If you would like to see a short related video, here is Anglican scholar N.T. Wright speaking briefly on the topic:http://www.youtube.com/watch?v=6jNaVgyqUD8
So we have seen that the Resurrected Body of Christ, which he ultimately shares with the totality of his Bride, is both Spiritualized and physical. So then, it is good to see also that this body, with its new mode of Spiritualized existence in the Coming Age of the Reign of Heaven which is already at hand, does not relate to reality in the same way that Soulish flesh does. Christ's spiritualized flesh can be broken, but not divided.
Remember, even before His Ascension, Christ stood somehow at the very tabernacle of heaven making atonement for the world, and one cannot say that he did this without his body, because he was Incarnate once for all, completely, for the Salvation of the World. Christ is not part incarnate; the Logos is not floating around somewhere with a little man Jesus occupying some of His time. This is a form of Docetism condemned by almost every major Christian denomination. Even the early Messianic Adoptionists didn't think some ghost Jesus was floating around apart from Jesus.
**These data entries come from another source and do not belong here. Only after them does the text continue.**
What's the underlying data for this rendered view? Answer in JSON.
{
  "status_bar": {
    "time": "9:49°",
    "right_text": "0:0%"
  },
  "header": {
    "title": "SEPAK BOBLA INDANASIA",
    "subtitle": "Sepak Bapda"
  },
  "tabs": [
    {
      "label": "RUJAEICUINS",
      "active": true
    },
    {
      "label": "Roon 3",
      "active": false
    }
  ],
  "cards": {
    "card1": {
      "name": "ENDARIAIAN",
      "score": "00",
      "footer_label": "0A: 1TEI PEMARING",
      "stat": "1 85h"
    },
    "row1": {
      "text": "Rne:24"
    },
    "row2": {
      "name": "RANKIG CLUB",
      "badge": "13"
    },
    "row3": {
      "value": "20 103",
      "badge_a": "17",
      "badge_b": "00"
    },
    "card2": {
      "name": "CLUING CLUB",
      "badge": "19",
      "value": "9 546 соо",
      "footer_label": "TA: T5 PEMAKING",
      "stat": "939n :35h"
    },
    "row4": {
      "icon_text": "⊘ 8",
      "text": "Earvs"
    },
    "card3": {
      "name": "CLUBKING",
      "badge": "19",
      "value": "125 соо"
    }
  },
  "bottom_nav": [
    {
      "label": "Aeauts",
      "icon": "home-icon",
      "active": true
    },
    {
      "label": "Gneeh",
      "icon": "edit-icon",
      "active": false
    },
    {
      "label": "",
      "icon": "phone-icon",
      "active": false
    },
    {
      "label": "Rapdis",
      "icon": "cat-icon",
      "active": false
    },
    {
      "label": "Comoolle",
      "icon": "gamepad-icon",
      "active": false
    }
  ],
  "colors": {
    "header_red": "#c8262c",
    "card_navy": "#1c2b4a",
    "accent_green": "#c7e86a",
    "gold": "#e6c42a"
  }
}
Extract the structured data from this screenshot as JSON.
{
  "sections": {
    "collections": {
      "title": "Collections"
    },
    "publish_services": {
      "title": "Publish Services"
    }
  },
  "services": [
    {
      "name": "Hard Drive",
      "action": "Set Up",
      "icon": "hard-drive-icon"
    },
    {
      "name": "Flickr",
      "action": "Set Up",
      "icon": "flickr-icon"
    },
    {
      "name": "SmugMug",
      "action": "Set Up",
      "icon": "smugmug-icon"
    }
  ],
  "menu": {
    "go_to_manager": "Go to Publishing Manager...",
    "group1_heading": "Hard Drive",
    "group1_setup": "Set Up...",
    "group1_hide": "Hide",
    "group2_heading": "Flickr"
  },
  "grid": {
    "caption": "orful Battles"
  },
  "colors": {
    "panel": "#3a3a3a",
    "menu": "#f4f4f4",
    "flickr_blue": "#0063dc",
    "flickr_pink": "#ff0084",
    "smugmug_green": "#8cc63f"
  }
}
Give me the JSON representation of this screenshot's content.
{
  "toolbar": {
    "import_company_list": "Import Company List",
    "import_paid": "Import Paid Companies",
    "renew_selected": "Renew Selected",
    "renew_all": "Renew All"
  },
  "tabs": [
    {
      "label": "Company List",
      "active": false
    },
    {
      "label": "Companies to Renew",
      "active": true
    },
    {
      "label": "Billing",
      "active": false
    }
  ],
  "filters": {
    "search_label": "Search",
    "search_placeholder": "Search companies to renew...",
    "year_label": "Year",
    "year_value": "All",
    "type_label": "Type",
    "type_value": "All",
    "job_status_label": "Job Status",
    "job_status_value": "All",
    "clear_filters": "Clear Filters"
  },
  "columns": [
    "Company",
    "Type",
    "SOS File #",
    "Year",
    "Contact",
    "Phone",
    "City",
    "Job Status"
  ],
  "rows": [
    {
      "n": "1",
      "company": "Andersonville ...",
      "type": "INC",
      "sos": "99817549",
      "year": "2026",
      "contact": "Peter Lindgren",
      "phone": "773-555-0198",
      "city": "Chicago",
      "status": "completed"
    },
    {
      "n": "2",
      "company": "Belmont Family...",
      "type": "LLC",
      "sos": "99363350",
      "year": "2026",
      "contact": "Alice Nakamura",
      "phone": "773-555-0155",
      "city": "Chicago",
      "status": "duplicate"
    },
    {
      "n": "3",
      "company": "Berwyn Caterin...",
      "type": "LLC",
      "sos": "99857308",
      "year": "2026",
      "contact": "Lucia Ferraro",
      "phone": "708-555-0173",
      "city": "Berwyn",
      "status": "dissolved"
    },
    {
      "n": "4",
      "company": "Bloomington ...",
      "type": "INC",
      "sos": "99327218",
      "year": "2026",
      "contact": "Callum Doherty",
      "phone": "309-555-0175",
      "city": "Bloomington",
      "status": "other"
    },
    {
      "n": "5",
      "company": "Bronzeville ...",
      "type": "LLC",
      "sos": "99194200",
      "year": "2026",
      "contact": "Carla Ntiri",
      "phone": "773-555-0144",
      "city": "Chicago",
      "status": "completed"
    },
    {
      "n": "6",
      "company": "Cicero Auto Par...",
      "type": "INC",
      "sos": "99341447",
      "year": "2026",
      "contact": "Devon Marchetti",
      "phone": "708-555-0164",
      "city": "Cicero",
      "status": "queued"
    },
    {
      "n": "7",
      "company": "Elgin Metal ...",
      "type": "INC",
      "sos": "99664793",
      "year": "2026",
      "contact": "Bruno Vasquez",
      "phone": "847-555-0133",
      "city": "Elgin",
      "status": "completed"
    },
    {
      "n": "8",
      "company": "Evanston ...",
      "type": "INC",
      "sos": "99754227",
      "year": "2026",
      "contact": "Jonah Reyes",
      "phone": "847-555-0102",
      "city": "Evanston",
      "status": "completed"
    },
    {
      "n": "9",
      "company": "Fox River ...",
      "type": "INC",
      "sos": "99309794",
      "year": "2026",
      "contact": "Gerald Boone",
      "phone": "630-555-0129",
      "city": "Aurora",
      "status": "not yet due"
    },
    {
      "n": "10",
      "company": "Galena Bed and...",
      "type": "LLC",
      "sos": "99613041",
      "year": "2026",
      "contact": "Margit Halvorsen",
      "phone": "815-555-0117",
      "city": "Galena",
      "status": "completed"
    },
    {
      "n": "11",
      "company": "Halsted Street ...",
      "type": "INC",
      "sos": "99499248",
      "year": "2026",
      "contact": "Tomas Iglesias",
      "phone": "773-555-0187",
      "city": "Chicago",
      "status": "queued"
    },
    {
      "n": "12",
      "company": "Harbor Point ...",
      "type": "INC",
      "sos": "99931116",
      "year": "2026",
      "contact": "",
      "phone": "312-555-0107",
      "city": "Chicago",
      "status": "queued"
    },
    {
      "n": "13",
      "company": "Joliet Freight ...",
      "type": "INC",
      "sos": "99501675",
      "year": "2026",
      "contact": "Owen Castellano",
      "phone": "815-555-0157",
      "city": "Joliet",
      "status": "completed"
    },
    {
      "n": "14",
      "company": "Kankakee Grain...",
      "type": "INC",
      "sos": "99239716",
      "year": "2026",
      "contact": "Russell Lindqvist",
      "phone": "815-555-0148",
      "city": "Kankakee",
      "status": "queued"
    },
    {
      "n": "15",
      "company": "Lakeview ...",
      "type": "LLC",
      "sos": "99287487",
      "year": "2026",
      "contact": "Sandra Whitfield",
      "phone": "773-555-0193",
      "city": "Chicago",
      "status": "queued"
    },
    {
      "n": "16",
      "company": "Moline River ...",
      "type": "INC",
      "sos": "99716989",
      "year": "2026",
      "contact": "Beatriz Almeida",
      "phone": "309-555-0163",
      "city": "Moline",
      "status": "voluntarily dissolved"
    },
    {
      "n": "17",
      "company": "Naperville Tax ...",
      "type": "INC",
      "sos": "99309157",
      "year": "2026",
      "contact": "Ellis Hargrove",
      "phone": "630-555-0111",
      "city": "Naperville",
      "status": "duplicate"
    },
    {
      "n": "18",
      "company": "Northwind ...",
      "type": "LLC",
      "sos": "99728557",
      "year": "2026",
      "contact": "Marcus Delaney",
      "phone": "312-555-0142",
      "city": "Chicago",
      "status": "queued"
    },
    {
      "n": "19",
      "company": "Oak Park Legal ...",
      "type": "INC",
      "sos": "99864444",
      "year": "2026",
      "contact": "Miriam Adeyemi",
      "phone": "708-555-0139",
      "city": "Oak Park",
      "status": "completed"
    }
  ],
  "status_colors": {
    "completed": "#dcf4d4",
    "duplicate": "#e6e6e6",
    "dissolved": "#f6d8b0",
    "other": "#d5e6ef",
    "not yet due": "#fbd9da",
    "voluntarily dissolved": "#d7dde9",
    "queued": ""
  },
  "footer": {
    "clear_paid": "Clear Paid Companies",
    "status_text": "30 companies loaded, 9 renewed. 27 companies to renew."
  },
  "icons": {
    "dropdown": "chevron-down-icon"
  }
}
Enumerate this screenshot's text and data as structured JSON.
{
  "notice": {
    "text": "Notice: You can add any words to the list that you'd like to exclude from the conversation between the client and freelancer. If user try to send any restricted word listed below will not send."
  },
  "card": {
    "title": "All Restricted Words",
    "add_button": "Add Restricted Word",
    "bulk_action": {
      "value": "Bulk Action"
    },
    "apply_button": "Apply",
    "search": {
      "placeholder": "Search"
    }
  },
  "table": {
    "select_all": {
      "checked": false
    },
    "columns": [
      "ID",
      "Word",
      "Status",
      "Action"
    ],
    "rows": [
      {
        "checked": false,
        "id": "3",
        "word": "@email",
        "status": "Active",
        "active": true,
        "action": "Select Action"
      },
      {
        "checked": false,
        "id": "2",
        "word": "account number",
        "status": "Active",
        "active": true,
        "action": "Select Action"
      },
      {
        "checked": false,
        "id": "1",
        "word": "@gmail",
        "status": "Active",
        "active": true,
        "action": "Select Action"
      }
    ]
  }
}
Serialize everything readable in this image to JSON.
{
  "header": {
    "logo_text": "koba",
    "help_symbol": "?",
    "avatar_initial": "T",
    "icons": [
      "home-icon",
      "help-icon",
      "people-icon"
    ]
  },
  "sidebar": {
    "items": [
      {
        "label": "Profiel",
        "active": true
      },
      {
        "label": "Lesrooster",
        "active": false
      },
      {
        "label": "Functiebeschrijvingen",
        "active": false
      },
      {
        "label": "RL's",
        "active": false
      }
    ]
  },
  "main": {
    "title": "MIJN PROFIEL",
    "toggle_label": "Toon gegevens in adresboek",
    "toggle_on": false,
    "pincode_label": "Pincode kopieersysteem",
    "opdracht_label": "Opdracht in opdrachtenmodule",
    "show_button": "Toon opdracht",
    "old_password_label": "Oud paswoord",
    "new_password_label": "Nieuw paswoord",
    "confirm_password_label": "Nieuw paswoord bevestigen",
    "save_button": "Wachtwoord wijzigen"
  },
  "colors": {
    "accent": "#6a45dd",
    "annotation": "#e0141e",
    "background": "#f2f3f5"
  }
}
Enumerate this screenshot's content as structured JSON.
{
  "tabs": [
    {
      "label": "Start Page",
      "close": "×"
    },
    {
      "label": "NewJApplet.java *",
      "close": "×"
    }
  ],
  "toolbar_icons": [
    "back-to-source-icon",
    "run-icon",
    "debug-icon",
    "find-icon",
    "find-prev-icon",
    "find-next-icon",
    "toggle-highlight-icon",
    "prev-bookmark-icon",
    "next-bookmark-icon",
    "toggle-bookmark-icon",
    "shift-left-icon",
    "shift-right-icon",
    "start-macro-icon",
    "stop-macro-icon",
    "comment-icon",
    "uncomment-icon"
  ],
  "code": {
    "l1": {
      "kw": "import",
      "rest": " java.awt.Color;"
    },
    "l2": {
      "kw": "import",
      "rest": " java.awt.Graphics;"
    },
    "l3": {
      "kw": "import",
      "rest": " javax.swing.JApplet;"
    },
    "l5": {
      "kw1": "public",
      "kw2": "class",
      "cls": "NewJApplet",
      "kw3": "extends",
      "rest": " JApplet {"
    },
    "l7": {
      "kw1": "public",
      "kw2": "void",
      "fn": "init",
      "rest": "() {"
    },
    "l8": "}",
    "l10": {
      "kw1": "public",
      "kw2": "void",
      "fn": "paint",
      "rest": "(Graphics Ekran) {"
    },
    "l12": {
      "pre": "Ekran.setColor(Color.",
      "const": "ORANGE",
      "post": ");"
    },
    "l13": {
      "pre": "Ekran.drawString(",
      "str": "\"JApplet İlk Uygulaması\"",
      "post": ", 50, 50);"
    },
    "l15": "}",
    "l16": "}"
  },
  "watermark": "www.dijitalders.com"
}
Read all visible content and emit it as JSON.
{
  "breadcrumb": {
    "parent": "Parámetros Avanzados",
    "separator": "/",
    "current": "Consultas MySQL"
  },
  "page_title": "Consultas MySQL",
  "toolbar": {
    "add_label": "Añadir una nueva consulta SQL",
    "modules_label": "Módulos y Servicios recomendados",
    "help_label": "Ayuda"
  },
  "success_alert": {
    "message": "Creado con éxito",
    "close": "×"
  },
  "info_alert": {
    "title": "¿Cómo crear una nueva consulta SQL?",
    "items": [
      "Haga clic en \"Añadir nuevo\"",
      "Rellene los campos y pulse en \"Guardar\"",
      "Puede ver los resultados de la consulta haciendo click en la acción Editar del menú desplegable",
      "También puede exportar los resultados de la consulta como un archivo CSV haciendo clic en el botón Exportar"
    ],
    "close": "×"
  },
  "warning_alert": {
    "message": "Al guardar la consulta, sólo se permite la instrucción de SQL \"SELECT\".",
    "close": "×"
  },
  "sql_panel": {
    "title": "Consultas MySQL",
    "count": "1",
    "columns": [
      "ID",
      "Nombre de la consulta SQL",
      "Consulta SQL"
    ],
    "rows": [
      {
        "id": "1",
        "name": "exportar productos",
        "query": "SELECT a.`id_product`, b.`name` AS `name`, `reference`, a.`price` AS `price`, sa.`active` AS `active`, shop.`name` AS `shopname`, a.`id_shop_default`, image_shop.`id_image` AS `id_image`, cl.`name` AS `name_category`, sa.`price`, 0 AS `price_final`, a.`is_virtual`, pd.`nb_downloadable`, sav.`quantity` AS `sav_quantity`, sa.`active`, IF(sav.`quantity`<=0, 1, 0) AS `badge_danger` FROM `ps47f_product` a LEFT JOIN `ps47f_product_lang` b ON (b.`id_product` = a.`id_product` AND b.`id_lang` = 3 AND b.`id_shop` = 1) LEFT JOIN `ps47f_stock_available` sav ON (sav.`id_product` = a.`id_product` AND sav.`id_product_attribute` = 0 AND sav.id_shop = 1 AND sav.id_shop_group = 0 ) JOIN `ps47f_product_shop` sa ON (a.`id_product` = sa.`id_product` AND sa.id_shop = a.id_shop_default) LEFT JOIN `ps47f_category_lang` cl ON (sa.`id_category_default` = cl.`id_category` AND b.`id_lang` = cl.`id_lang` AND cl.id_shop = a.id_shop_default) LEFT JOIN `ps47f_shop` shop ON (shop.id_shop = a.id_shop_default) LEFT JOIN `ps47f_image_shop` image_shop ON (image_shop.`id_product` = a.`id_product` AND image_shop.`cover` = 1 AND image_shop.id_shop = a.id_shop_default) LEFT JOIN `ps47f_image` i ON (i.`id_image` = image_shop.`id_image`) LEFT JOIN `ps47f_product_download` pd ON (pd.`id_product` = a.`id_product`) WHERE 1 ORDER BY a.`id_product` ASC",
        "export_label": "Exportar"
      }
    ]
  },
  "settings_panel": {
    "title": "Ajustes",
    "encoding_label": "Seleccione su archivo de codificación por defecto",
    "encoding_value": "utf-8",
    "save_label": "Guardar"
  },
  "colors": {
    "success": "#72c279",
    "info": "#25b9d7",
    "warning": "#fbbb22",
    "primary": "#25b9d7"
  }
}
We believe that when we gather as Church to offer our bodies broken and our blood shed to God through Christ's, that we *really* enter into the heavenly altar and receive Christ's once-for-all atonement. Here we receive it in the only manner that an incarnate world could: bread to flesh, blood to body. This is the Christian faith as we understand it.
One question, having having received the Eucharist the first time, do you have eternal life right now?
Yes. We believe this is the quintessential work of belief through which all of our charity, suffering, faith and love are recapitulated in Christ. As he said: "I am the resurrection, and the life: he that believes in me, though he were dead, yet shall he live: And whosoever lives and believes in me shall never die." and "He who eats My flesh and drinks My blood has eternal life, and I will raise him up on the last day."
Hopefully this has been somehow helpful to you.